How will AI make a difference?
Over the past five decades, scientists have been able to recognize the forms of proteins in the laboratory using experimental methods such as cryoelectronic microscopy , nuclear magnetic resonance, or X-ray diffraction , but each method has been deduced by many trials and errors that took years and cost tens of thousands of dollars. That's why biologists are now turning to AI methods as an alternative to the long and laborious process of researching complex proteins.
Fortunately, the field of genomics has enough data due to the rapid reduction in the cost of genetic sequencing. As a result, in the last few years, approaches have become increasingly popular.to the prediction problem using deep learning and based on genome data. DeepMind's work on this issue led to the appearance of AlphaFold, which we introduced to CASP this year. We are proud to be part of the progress that CASP experts have called “unprecedented progress in the ability of computational methods to predict the structure of a protein.” As a result, we took first place in the ranking of teams (we are A7D).
Our team focused precisely on the task of modeling target forms from scratch, without using previously solved proteins as templates. We achieved a high degree of accuracy in predicting the physical properties of the protein structure, and then used two different methods to predict complete protein structures.
Using neural networks to predict physical properties
Both of these methods used deep neural networks that are trained to predict the properties of a protein by its genetic sequence. The properties that the network predicts are: (a) the distance between pairs of amino acids and (b) the angles between the chemical bonds that connect these amino acids. The first development was a real progress in the use of popular methods that determine whether pairs of amino acids are next to each other.
We trained the neural network to predict a separate distribution of distances between each pair of protein residues. These probabilities were then combined into a score that shows how well designed the protein structure is. We also trained another neural network that uses all distances together to evaluate how close the proposed structure is to the correct answer.

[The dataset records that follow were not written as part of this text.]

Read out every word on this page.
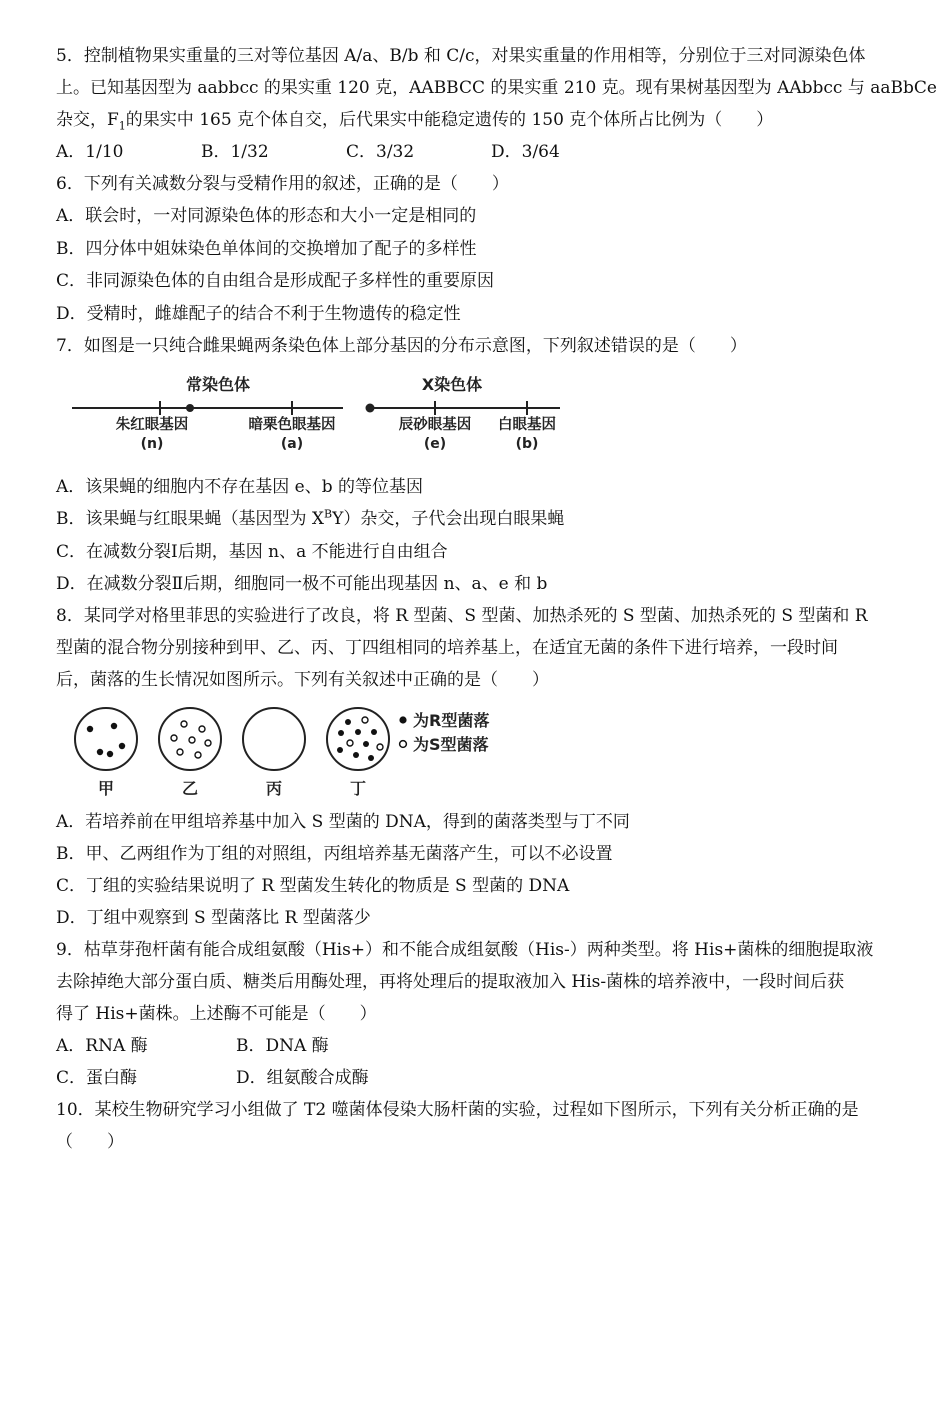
5．控制植物果实重量的三对等位基因 A/a、B/b 和 C/c，对果实重量的作用相等，分别位于三对同源染色体
上。已知基因型为 aabbcc 的果实重 120 克，AABBCC 的果实重 210 克。现有果树基因型为 AAbbcc 与 aaBbCe
杂交，$F_1$的果实中 165 克个体自交，后代果实中能稳定遗传的 150 克个体所占比例为（　　）
A．1/10	B．1/32	C．3/32	D．3/64
6．下列有关减数分裂与受精作用的叙述，正确的是（　　）
A．联会时，一对同源染色体的形态和大小一定是相同的
B．四分体中姐妹染色单体间的交换增加了配子的多样性
C．非同源染色体的自由组合是形成配子多样性的重要原因
D．受精时，雌雄配子的结合不利于生物遗传的稳定性
7．如图是一只纯合雌果蝇两条染色体上部分基因的分布示意图，下列叙述错误的是（　　）
常染色体	X染色体
朱红眼基因
(n)
暗栗色眼基因
(a)
辰砂眼基因
(e)
白眼基因
(b)
A．该果蝇的细胞内不存在基因 e、b 的等位基因
B．该果蝇与红眼果蝇（基因型为 $X^BY$）杂交，子代会出现白眼果蝇
C．在减数分裂Ⅰ后期，基因 n、a 不能进行自由组合
D．在减数分裂Ⅱ后期，细胞同一极不可能出现基因 n、a、e 和 b
8．某同学对格里菲思的实验进行了改良，将 R 型菌、S 型菌、加热杀死的 S 型菌、加热杀死的 S 型菌和 R
型菌的混合物分别接种到甲、乙、丙、丁四组相同的培养基上，在适宜无菌的条件下进行培养，一段时间
后，菌落的生长情况如图所示。下列有关叙述中正确的是（　　）
甲	乙	丙	丁
为R型菌落
为S型菌落
A．若培养前在甲组培养基中加入 S 型菌的 DNA，得到的菌落类型与丁不同
B．甲、乙两组作为丁组的对照组，丙组培养基无菌落产生，可以不必设置
C．丁组的实验结果说明了 R 型菌发生转化的物质是 S 型菌的 DNA
D．丁组中观察到 S 型菌落比 R 型菌落少
9．枯草芽孢杆菌有能合成组氨酸（His+）和不能合成组氨酸（His-）两种类型。将 His+菌株的细胞提取液
去除掉绝大部分蛋白质、糖类后用酶处理，再将处理后的提取液加入 His-菌株的培养液中，一段时间后获
得了 His+菌株。上述酶不可能是（　　）
A．RNA 酶	B．DNA 酶
C．蛋白酶	D．组氨酸合成酶
10．某校生物研究学习小组做了 T2 噬菌体侵染大肠杆菌的实验，过程如下图所示，下列有关分析正确的是
（　　）
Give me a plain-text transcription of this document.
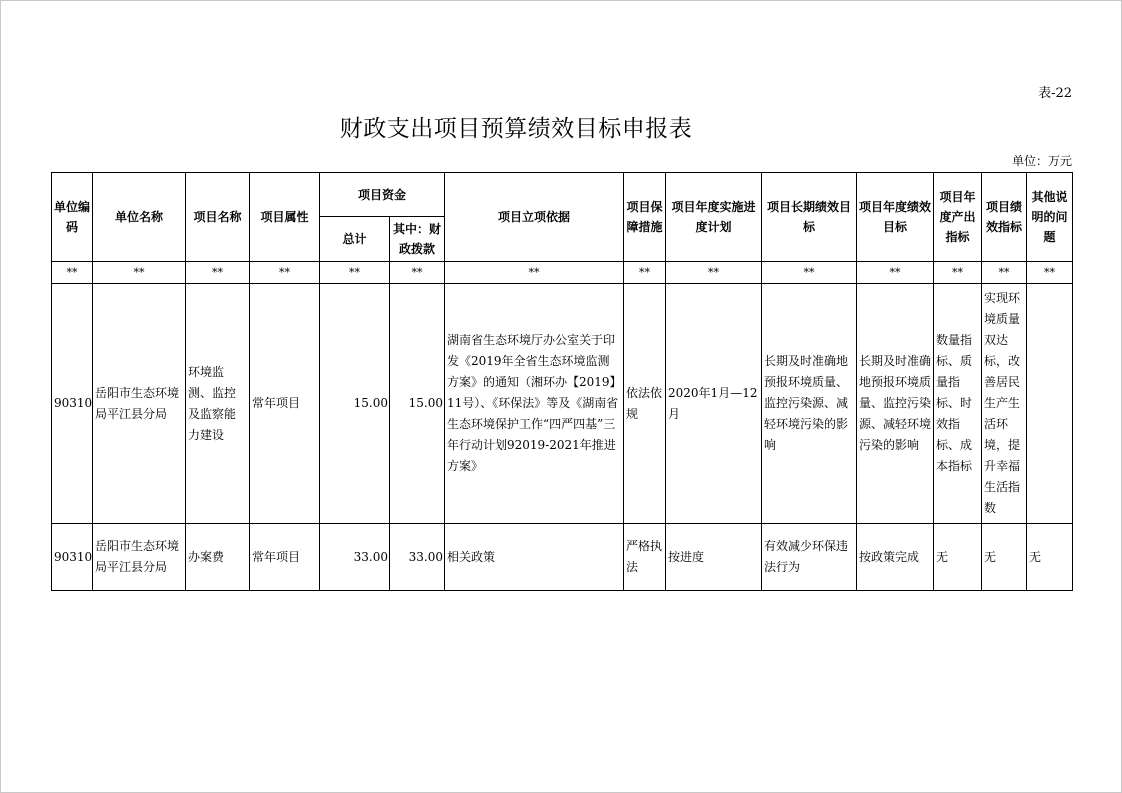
表-22
财政支出项目预算绩效目标申报表
单位：万元
单位编码	单位名称	项目名称	项目属性	项目资金		项目立项依据	项目保障措施	项目年度实施进度计划	项目长期绩效目标	项目年度绩效目标	项目年度产出指标	项目绩效指标	其他说明的问题
				总计	其中：财政拨款								
**	**	**	**	**	**	**	**	**	**	**	**	**	**
90310	岳阳市生态环境局平江县分局	环境监测、监控及监察能力建设	常年项目	15.00	15.00	湖南省生态环境厅办公室关于印发《2019年全省生态环境监测方案》的通知（湘环办【2019】11号）、《环保法》等及《湖南省生态环境保护工作“四严四基”三年行动计划92019-2021年推进方案》	依法依规	2020年1月—12月	长期及时准确地预报环境质量、监控污染源、减轻环境污染的影响	长期及时准确地预报环境质量、监控污染源、减轻环境污染的影响	数量指标、质量指标、时效指标、成本指标	实现环境质量双达标，改善居民生产生活环境，提升幸福生活指数	
90310	岳阳市生态环境局平江县分局	办案费	常年项目	33.00	33.00	相关政策	严格执法	按进度	有效减少环保违法行为	按政策完成	无	无	无
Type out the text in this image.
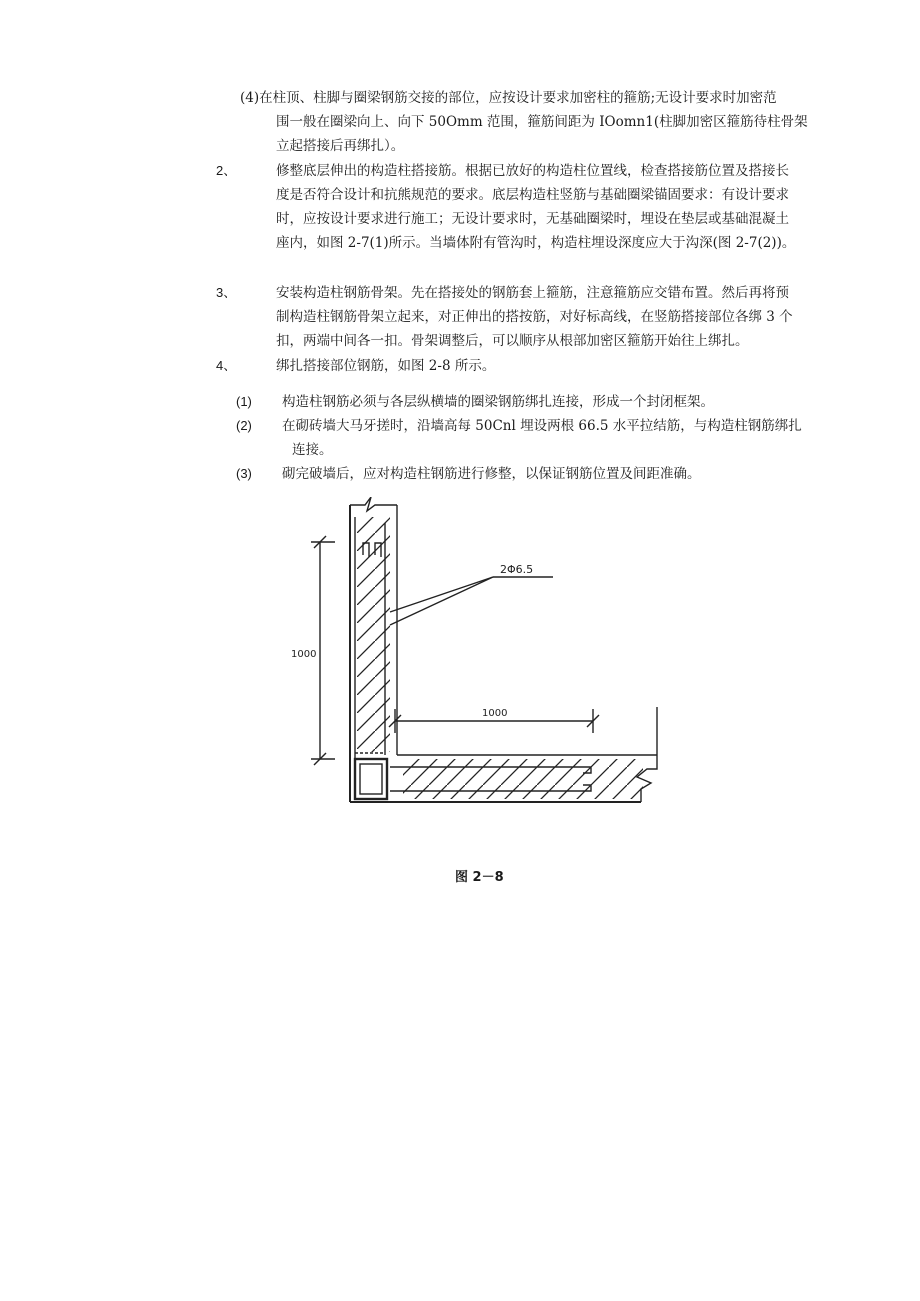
(4)在柱顶、柱脚与圈梁钢筋交接的部位，应按设计要求加密柱的箍筋;无设计要求时加密范
围一般在圈梁向上、向下 50Omm 范围，箍筋间距为 IOomn1(柱脚加密区箍筋待柱骨架
立起搭接后再绑扎）。
2、	修整底层伸出的构造柱搭接筋。根据已放好的构造柱位置线，检查搭接筋位置及搭接长
度是否符合设计和抗熊规范的要求。底层构造柱竖筋与基础圈梁锚固要求：有设计要求
时，应按设计要求进行施工；无设计要求时，无基础圈梁时，埋设在垫层或基础混凝土
座内，如图 2-7(1)所示。当墙体附有管沟时，构造柱埋设深度应大于沟深(图 2-7(2))。
3、	安装构造柱钢筋骨架。先在搭接处的钢筋套上箍筋，注意箍筋应交错布置。然后再将预
制构造柱钢筋骨架立起来，对正伸出的搭按筋，对好标高线，在竖筋搭接部位各绑 3 个
扣，两端中间各一扣。骨架调整后，可以顺序从根部加密区箍筋开始往上绑扎。
4、	绑扎搭接部位钢筋，如图 2-8 所示。
(1) 构造柱钢筋必须与各层纵横墙的圈梁钢筋绑扎连接，形成一个封闭框架。
(2) 在砌砖墙大马牙搓时，沿墙高每 50Cnl 埋设两根 66.5 水平拉结筋，与构造柱钢筋绑扎
连接。
(3) 砌完破墙后，应对构造柱钢筋进行修整，以保证钢筋位置及间距准确。
2Φ6.5
1000
1000
图 2－8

New methods for predicting protein structures
Using these valuation functions, we were able to find structures that match our forecasts. Our first method is based on methods widely used in structural biology; it has repeatedly replaced parts of the protein structure with new fragments. We trained the generative-competitive neural network to propose new fragments that are used to continuously improve the assessment of the proposed protein structure.

The second method optimized grades using gradient descent (the mathematical method commonly used in machine learning for small incremental improvements), which led to high accuracy of the structures. This method was applied to whole protein chains, rather than to pieces that must be stacked separately before assembly, which reduces the complexity of the prediction process.
What's next?
The success of our protein coagulation pen test shows that machine learning systems can integrate a variety of information sources to help scientists quickly develop creative solutions to complex problems. We have already seen how AI helps people master complex games through systems such as AlphaGo and AlphaZero , we also hope that once the breakthrough of AI helps humanity solve fundamental scientific problems.
It is interesting to see the first progress in protein folding, demonstrating the usefulness of AI in making scientific discoveries. Even though we still have a lot to do, we clearly understand that we will be able to contribute to the search for treatment of various diseases, help the environment and much more, because in fact the potential is huge. With a dedicated team focused on exploring how machine learning can advance the world of science, we are exploring various ways and methods with which our technology can influence the world around us.